White-breasted nuthatches often associate with chickadees, and share their bold curiosity. Every morning I put a handful of mealworms into a bowl in a feeder outside my office window. Within seconds, usually before I can even close the window again, a white breasted nuthatch or a chickadee has already alighted in the bowl and is choosing the plumpest morsel for breakfast. There are two nuthatches in my flock, and over a dozen chickadees, yet a nuthatch arrives first at least as often as a chickadee does.
Nuthatches also eat sunflower seeds and suet at feeding stations. Their chisel-shaped beak can hack open acorns and even walnuts, and they also feed on a wide assortment of insects. White-breasted nuthatches even eat army worms, which are too hairy for many birds to eat.
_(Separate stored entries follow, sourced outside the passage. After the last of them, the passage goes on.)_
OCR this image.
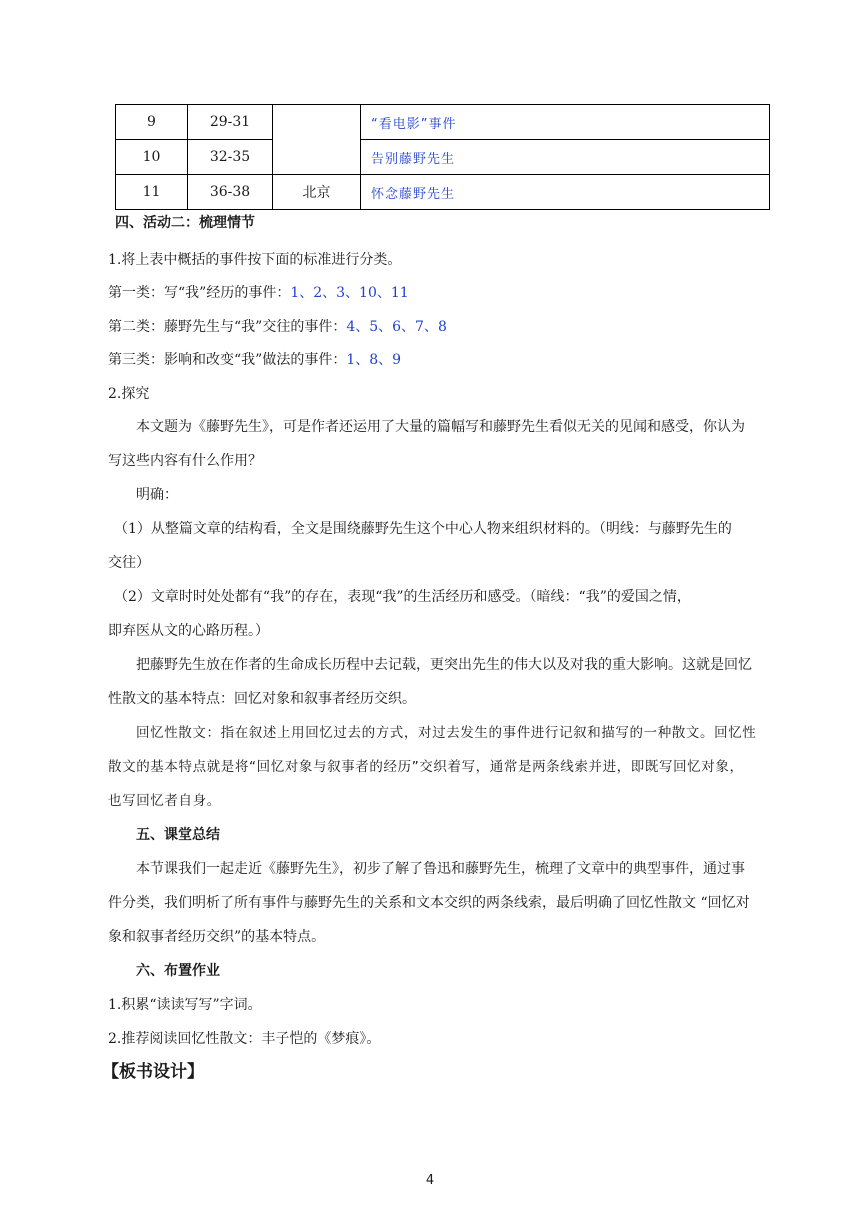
9	29-31		“看电影”事件
10	32-35		告别藤野先生
11	36-38	北京	怀念藤野先生
四、活动二：梳理情节
1.将上表中概括的事件按下面的标准进行分类。
第一类：写“我”经历的事件：1、2、3、10、11
第二类：藤野先生与“我”交往的事件：4、5、6、7、8
第三类：影响和改变“我”做法的事件：1、8、9
2.探究
本文题为《藤野先生》，可是作者还运用了大量的篇幅写和藤野先生看似无关的见闻和感受，你认为
写这些内容有什么作用？
明确：
（1）从整篇文章的结构看，全文是围绕藤野先生这个中心人物来组织材料的。（明线：与藤野先生的
交往）
（2）文章时时处处都有“我”的存在，表现“我”的生活经历和感受。（暗线：“我”的爱国之情，
即弃医从文的心路历程。）
把藤野先生放在作者的生命成长历程中去记载，更突出先生的伟大以及对我的重大影响。这就是回忆
性散文的基本特点：回忆对象和叙事者经历交织。
回忆性散文：指在叙述上用回忆过去的方式，对过去发生的事件进行记叙和描写的一种散文。回忆性
散文的基本特点就是将“回忆对象与叙事者的经历”交织着写，通常是两条线索并进，即既写回忆对象，
也写回忆者自身。
五、课堂总结
本节课我们一起走近《藤野先生》，初步了解了鲁迅和藤野先生，梳理了文章中的典型事件，通过事
件分类，我们明析了所有事件与藤野先生的关系和文本交织的两条线索，最后明确了回忆性散文 “回忆对
象和叙事者经历交织”的基本特点。
六、布置作业
1.积累“读读写写”字词。
2.推荐阅读回忆性散文：丰子恺的《梦痕》。
【板书设计】
4
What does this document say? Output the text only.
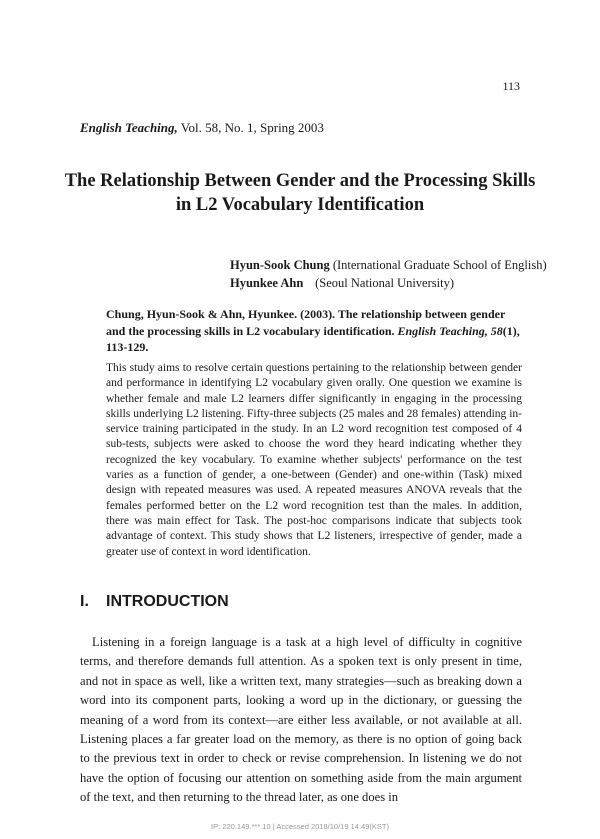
113
English Teaching, Vol. 58, No. 1, Spring 2003
The Relationship Between Gender and the Processing Skills
in L2 Vocabulary Identification
Hyun-Sook Chung (International Graduate School of English)
Hyunkee Ahn (Seoul National University)
Chung, Hyun-Sook & Ahn, Hyunkee. (2003). The relationship between gender and the processing skills in L2 vocabulary identification. English Teaching, 58(1), 113-129.

This study aims to resolve certain questions pertaining to the relationship between gender and performance in identifying L2 vocabulary given orally. One question we examine is whether female and male L2 learners differ significantly in engaging in the processing skills underlying L2 listening. Fifty-three subjects (25 males and 28 females) attending in-service training participated in the study. In an L2 word recognition test composed of 4 sub-tests, subjects were asked to choose the word they heard indicating whether they recognized the key vocabulary. To examine whether subjects' performance on the test varies as a function of gender, a one-between (Gender) and one-within (Task) mixed design with repeated measures was used. A repeated measures ANOVA reveals that the females performed better on the L2 word recognition test than the males. In addition, there was main effect for Task. The post-hoc comparisons indicate that subjects took advantage of context. This study shows that L2 listeners, irrespective of gender, made a greater use of context in word identification.

I. INTRODUCTION

Listening in a foreign language is a task at a high level of difficulty in cognitive terms, and therefore demands full attention. As a spoken text is only present in time, and not in space as well, like a written text, many strategies—such as breaking down a word into its component parts, looking a word up in the dictionary, or guessing the meaning of a word from its context—are either less available, or not available at all. Listening places a far greater load on the memory, as there is no option of going back to the previous text in order to check or revise comprehension. In listening we do not have the option of focusing our attention on something aside from the main argument of the text, and then returning to the thread later, as one does in

IP: 220.149.***.10 | Accessed 2018/10/19 14:49(KST)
The typical call of white-breasted nuthatches is a cranky-sounding “yank yank.” As days grow longer, even while winter has us in its grip, the nuthatches will start singing. Of course, “song” as an ornithological term referring to courtship vocalizations doesn’t require a sound to be musical. The rapid 6-noted song reminds many of a pileated woodpecker call. It may not be ethereal music to our ears, but female nuthatches find it highly romantic and it gets the job done, guaranteeing plenty of new little nuthatches to delight those of us who take time to notice.